Following intitial work in drafting a rewrite of the Communications Act of 1934, which has been in progress for two years on the House side, Sen. Ernest F. Hollings (D-S.C.) offered the first comprehensive Senate bill -- and fashioned the proposed rewrite somewhat more modestly than versions that have appeared on the other side of the Capitol.
Declaring that "times are changing," Hollings said yesterday that natural monopolies and economy of scale are words of the past in the business of communication. "Competition and diversity are ideas of the future," he added.
To those ends, the Senate Commerce Communications Subcommittee chairman proposed that American Telophone & Telegraph Co. be permitted to engage in new data communications businesses, that owners of broasdcast stations be provided with licenses that last longer and that commercial broadcasters pay fees of some $80 million a year to use the public's air-waves.
Hollings' legislation is different in several major respects from a House rewrite of the Communications Act introduced last year by Rep. Lionel Van Deerlin (D-Calif.), who heads the House Communications Subcommittee.

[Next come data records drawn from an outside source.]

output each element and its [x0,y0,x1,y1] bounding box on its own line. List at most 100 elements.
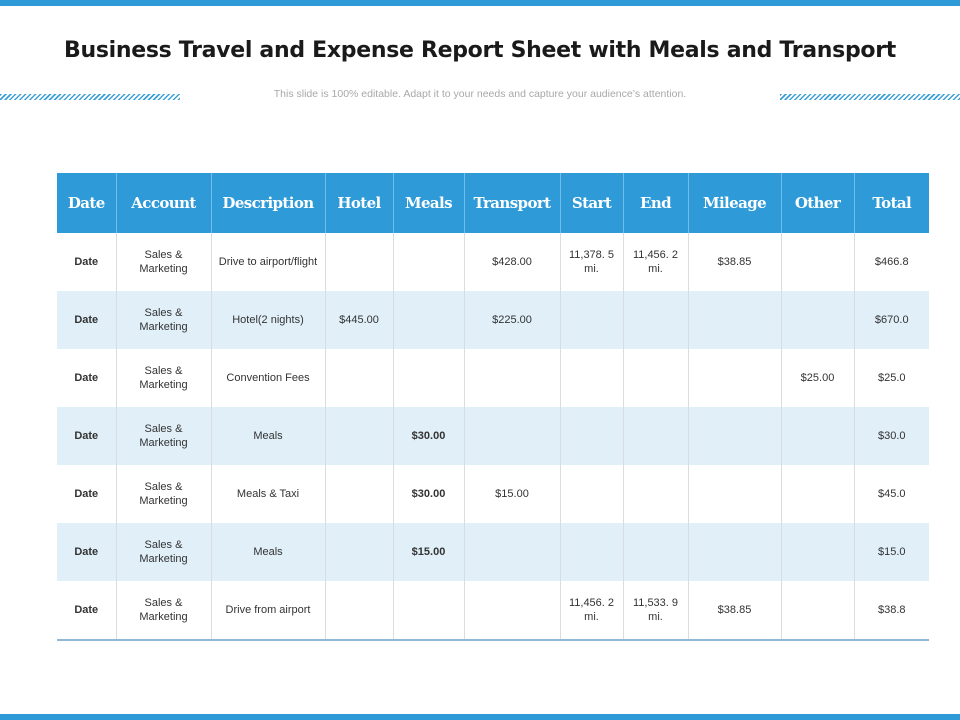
cell-hotel [324,233,393,291]
cell-hotel [324,407,393,465]
page-title: Business Travel and Expense Report Sheet… [63,38,896,63]
bottom-accent-bar [0,714,960,720]
table-row: Date Sales & Marketing Hotel(2 nights) $445… [57,291,929,349]
cell-mileage [687,465,781,523]
cell-meals [392,349,464,407]
cell-start [559,465,623,523]
cell-date: Date [57,407,116,465]
cell-account: Sales & Marketing [115,291,211,349]
header-end: End [622,173,688,233]
header-other: Other [780,173,854,233]
cell-other [780,407,854,465]
cell-date: Date [57,523,116,581]
cell-date: Date [74,256,99,268]
table-body: Date Sales & Marketing Drive to airport/fl… [57,233,929,641]
table-row: Date Sales & Marketing Meals & Taxi $30.00 $… [57,465,929,523]
cell-end [622,349,688,407]
cell-total: $38.8 [853,581,929,641]
cell-account: Sales & Marketing [115,407,211,465]
cell-mileage: $38.85 [687,233,781,291]
header-total: Total [853,173,929,233]
header-account: Account [115,173,211,233]
cell-account: Sales & Marketing [115,233,211,291]
page-subtitle: This slide is 100% editable. Adapt it to… [273,88,687,100]
cell-hotel: $445.00 [324,291,393,349]
table-row: Date Sales & Marketing Meals $15.00 $15.0 [57,523,929,581]
cell-meals [392,581,464,641]
cell-description: Meals & Taxi [210,465,325,523]
cell-mileage [687,523,781,581]
header-description: Description [210,173,325,233]
cell-transport [463,407,560,465]
cell-start: 11,456. 2 mi. [559,581,623,641]
cell-description: Meals [210,407,325,465]
expense-table: Date Account Description Hotel Meals Tra… [57,173,929,641]
cell-other [780,523,854,581]
cell-start [559,407,623,465]
cell-total: $30.0 [853,407,929,465]
cell-description: Meals [210,523,325,581]
cell-other [780,465,854,523]
table-row: Date Sales & Marketing Convention Fees $25.… [57,349,929,407]
table-header-row: Date Account Description Hotel Meals Tra… [57,173,929,233]
table-row: Date Sales & Marketing Drive to airport/fl… [57,233,929,291]
cell-description: Convention Fees [210,349,325,407]
cell-description: Drive from airport [210,581,325,641]
cell-date: Date [57,581,116,641]
cell-mileage [687,349,781,407]
cell-total: $25.0 [853,349,929,407]
cell-description: Drive to airport/flight [210,233,325,291]
decorative-hatch-right [780,94,960,100]
cell-end [622,465,688,523]
cell-account: Sales & Marketing [115,349,211,407]
cell-account: Sales & Marketing [115,465,211,523]
header-hotel: Hotel [324,173,393,233]
cell-total: $45.0 [853,465,929,523]
cell-account: Sales & Marketing [115,523,211,581]
header-date: Date [57,173,116,233]
cell-hotel [324,523,393,581]
cell-other [780,581,854,641]
cell-transport: $15.00 [463,465,560,523]
cell-meals [392,291,464,349]
cell-mileage [687,291,781,349]
cell-end [622,523,688,581]
cell-transport [463,349,560,407]
cell-account: Sales & Marketing [115,581,211,641]
cell-other [780,291,854,349]
header-meals: Meals [392,173,464,233]
header-start: Start [559,173,623,233]
cell-total: $670.0 [853,291,929,349]
cell-end [622,407,688,465]
cell-mileage [687,407,781,465]
cell-transport: $225.00 [463,291,560,349]
cell-meals [392,233,464,291]
cell-start [559,349,623,407]
cell-transport [463,523,560,581]
table-row: Date Sales & Marketing Drive from airport 1… [57,581,929,641]
cell-total: $466.8 [853,233,929,291]
cell-hotel [324,465,393,523]
cell-transport: $428.00 [463,233,560,291]
cell-meals: $15.00 [392,523,464,581]
cell-end [622,291,688,349]
header-transport: Transport [463,173,560,233]
cell-date: Date [74,488,99,500]
cell-mileage: $38.85 [687,581,781,641]
cell-hotel [324,349,393,407]
cell-other [780,233,854,291]
decorative-hatch-left [0,94,180,100]
cell-meals: $30.00 [392,407,464,465]
cell-start: 11,378. 5 mi. [559,233,623,291]
cell-date: Date [57,291,116,349]
cell-description: Hotel(2 nights) [210,291,325,349]
cell-start [559,291,623,349]
cell-hotel [324,581,393,641]
header-mileage: Mileage [687,173,781,233]
cell-transport [463,581,560,641]
top-accent-bar [0,0,960,6]
cell-meals: $30.00 [392,465,464,523]
cell-end: 11,533. 9 mi. [622,581,688,641]
cell-date: Date [74,372,99,384]
cell-other: $25.00 [780,349,854,407]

For example, the earlier House bill also would require commercial broadcasters to pay fees, but the money would be earmarked to underwrite public broadcasting. Van Deerlin's staff is studying the fee proposal and will make a decision soon on whether to incorporate the plan in a rewritten version of the House legislation to be reintroduced later this month with some changes from last year.

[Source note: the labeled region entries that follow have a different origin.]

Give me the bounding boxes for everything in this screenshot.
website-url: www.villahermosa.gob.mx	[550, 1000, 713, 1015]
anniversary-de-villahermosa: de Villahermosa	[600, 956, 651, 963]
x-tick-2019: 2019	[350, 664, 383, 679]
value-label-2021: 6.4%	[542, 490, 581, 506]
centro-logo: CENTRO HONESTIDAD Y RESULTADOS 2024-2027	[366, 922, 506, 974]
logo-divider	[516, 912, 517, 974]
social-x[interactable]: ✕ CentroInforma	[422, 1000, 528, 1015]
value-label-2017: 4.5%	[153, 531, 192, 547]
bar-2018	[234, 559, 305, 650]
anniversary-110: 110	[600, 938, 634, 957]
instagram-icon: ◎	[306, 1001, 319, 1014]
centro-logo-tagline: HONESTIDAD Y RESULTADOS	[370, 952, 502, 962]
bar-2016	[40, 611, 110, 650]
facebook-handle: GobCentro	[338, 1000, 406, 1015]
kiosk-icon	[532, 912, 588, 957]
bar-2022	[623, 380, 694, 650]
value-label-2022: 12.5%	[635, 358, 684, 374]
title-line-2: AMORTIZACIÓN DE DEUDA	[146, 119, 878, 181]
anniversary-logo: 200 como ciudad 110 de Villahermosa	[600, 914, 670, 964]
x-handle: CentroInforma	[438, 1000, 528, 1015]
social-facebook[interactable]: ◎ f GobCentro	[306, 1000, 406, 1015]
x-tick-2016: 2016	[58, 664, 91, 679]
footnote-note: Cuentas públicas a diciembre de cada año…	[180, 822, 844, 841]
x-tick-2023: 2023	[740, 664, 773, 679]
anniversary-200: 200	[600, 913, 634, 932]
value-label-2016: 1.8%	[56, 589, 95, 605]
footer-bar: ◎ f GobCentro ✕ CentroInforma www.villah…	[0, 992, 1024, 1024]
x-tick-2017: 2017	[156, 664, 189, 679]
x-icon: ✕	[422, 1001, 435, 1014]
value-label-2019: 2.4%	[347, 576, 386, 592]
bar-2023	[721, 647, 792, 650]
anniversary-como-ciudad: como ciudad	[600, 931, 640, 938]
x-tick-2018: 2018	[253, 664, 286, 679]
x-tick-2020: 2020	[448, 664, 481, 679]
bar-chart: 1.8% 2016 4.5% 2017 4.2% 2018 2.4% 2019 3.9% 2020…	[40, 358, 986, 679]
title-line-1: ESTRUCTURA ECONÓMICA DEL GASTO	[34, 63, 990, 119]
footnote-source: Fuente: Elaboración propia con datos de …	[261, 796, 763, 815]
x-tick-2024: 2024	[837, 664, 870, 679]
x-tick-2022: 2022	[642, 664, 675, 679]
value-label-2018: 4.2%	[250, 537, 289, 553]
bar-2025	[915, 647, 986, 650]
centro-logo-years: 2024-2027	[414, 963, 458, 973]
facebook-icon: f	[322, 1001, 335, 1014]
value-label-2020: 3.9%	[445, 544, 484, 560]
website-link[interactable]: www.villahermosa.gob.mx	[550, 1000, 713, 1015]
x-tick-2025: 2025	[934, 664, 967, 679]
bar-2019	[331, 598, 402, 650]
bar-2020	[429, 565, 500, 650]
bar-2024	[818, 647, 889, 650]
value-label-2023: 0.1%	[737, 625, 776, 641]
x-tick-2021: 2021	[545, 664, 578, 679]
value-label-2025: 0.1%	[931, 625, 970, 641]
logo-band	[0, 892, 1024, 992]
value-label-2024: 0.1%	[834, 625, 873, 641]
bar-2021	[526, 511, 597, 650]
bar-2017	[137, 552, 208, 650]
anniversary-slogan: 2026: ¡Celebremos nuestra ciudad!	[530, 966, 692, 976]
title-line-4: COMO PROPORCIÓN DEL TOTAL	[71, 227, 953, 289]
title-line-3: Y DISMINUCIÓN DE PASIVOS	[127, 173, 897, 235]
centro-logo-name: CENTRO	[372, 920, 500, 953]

Critics say the main problem with the 1934 act -- which gave the Federal Communications Commission its current oversight of interstate telephone service and broadcasting -- is that it does not deal with such modern developments as microwave transmission, cable television and satellites.
Among the Hollings proposals to eliminate federal regulation in these areas, now subject to growing competition compared with the Depression era, are:
Television stations would be given five-year licenses compared with three and radio owners would be granted indefinite licenses subject to an annual audit by the FCC of 5 percent of the approximately 8,700 radio stations.
A two-tier system would be established for the domestic telecommunications business -- one group of companies or subsidiaries in competitive markets with no government regulation, and a second group of firms engaged in businesses which include natural monopolies, for which FCC regulation would be continued.
All long-distance telecommunications service would come under federal regulation, and a 1956 Justice Department consent decree with AT&T would be modified to permit entry into businesses previously barred, with safeguards to prevent market dominance.
A new non-profit management corporation would plan and manage for the U.S. all international communications facilities and would represent this country in international communications agreements, replacing the Communication Satellite Corp.
In cable television, onus of proving harmful competition to local broadcasters would be placed on such commercial broadcasters, and telephone poles would be open to any user for standard fees.